Les mécanismes émotionnels renforcent l’apprentissage, tout comme l’imitation, un autre effet du fonctionnement du miroir.
À Humanitas à Milan, avant une opération de la hanche, on montre aux patients comment marcher correctement afin que leur cerveau apprenne le programme moteur. Et dans le sport, on montre aux athlètes des vidéos des gestes techniques des champions.
Quand avez-vous réalisé l’importance révolutionnaire de votre découverte ?
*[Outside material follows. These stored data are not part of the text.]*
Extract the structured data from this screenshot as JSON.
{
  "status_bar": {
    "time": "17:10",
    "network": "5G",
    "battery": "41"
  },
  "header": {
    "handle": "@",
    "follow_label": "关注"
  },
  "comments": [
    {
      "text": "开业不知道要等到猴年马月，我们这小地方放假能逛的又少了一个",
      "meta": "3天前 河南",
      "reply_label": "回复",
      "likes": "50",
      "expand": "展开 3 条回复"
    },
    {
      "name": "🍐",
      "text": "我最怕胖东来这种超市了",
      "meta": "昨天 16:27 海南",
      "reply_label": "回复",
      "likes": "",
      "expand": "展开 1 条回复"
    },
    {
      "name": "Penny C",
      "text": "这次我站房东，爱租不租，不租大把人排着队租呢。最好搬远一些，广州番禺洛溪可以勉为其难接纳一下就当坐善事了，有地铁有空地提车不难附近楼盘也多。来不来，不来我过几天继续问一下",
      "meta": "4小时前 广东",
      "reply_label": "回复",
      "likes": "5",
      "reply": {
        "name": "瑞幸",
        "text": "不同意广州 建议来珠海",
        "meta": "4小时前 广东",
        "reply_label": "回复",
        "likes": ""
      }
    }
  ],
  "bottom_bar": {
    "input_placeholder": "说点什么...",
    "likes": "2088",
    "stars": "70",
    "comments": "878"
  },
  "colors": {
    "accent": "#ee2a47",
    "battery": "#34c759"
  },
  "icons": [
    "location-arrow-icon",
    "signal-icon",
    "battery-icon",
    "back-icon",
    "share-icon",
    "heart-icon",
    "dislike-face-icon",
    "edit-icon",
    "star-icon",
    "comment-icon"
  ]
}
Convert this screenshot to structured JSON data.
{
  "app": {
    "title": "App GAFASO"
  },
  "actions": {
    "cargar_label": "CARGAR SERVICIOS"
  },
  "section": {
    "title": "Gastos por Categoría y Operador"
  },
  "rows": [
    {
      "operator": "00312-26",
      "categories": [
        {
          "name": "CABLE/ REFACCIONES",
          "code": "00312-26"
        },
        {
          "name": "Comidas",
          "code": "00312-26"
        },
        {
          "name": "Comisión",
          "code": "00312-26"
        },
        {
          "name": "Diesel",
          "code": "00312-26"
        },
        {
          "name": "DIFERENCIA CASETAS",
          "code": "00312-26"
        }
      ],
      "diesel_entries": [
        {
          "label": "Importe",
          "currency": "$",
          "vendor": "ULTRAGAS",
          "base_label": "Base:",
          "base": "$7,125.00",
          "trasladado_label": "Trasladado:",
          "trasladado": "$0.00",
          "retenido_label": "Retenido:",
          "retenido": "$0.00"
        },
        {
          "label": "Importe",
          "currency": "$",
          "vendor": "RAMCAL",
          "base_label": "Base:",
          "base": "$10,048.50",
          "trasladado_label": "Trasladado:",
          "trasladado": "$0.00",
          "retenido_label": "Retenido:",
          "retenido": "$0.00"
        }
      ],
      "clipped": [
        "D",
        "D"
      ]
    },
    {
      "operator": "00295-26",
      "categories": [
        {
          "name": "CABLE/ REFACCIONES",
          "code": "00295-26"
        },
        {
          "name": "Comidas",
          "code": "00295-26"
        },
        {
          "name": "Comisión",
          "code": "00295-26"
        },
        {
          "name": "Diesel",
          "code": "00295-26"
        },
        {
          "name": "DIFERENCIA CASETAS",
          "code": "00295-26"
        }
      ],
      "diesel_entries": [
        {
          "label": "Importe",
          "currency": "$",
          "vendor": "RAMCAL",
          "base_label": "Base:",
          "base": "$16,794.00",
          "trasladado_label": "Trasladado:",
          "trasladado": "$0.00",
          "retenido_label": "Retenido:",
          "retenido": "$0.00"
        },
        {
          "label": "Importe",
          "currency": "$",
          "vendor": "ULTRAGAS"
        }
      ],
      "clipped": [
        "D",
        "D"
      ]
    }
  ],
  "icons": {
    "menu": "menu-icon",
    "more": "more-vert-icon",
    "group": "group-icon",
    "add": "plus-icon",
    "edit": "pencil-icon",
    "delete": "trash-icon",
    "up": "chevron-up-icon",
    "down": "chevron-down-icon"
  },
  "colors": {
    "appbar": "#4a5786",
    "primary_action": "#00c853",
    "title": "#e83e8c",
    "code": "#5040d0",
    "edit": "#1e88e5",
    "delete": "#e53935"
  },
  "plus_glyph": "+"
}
Quand j'ai réalisé que les motoneurones répétaient l'action observée, j'ai eu peur. Je me suis demandé : « Comment est-ce possible ? » Un scientifique réfléchit aux données, pas à la révolution. Puis j'ai réalisé que cette découverte avait également un impact culturel considérable.
Pourquoi est-il né en Ukraine ?
À l'époque, c'était l'Union soviétique. Mon arrière-grand-père avait émigré en Russie tsariste, devenant un homme d'affaires très riche. Malgré la nationalisation de nos biens pendant la révolution, ma famille a continué à vivre en URSS. Mon père y a obtenu son diplôme de médecine, mais a d'abord dû payer ses origines bourgeoises en travaillant comme infirmier pendant un an. Puis, avec la guerre civile espagnole, Staline a chassé les Italiens. Ma famille est rentrée au pays alors que je n'avais que quelques mois. J'ai ensuite noué d'excellentes relations avec mes collègues russes, notamment dans le domaine de la physiologie.
Est-ce une personne empathique ?
Je pense que oui. Au moins, très sociable.